What we ended up with was just over eight cups of elderflowers.  We began by making a simple syrup in a stockpot of 5 cups of sugar and 3 quarts of water.  We cooked it until all of the sugar was completely dissolved.  While that was happening we transfered the flowers into a small crock and combined the grated the zest of one lemon and juice of three.  We were winging it on this recipe due to the volume of flowers and several of the recipes we found all had different techniques.

What is different about making this cordial as compared to the fruit cordials that I have been pumping out, is that instead of  cooking, macerating, and then straining the fruit into beautiful cordials, this one steeps like a tea.  Once that simple syrup was completed we poured it over the flowers and citrus, covered the crock and let it steep for three days. 

At the end of that time, we strained it and transferred it into quart jars that are now in the fridge and ready to use.  It was a little sweet for our taste so we added some of our acid blend (that we had on hand for wine making) to it.  This could also have been accomplished by adding more lemon juice.  We included these cute little jars in this weeks farm bags. 

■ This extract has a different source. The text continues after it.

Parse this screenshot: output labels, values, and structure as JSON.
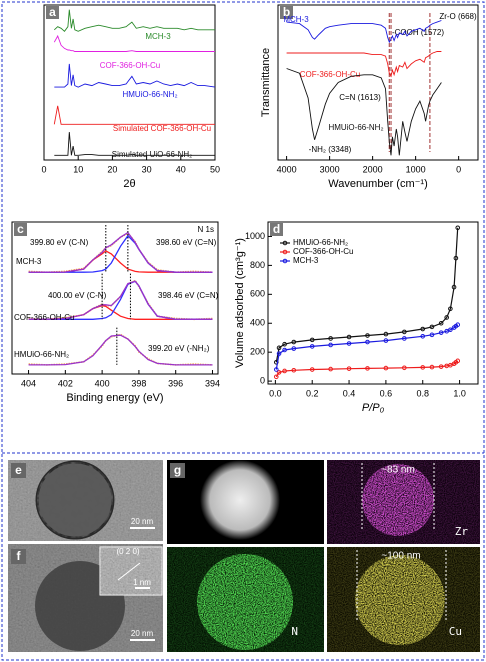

One thing that I am loving about this cordial is that a little goes a long way, therefore allowing the amount we made to last longer.  I have found with the fruit cordials, I use more of them to get the desired taste/effect.  With the elderflower, we use 2 (me) to 4 (B) Tbsp. to 8 oz of liquid.  So seltzer water for soda.  I'm looking forward to trying it as part of a martini, maybe this evening.  This refreshing cordial tastes like elderflowers smell and that is a little bit of summer bliss.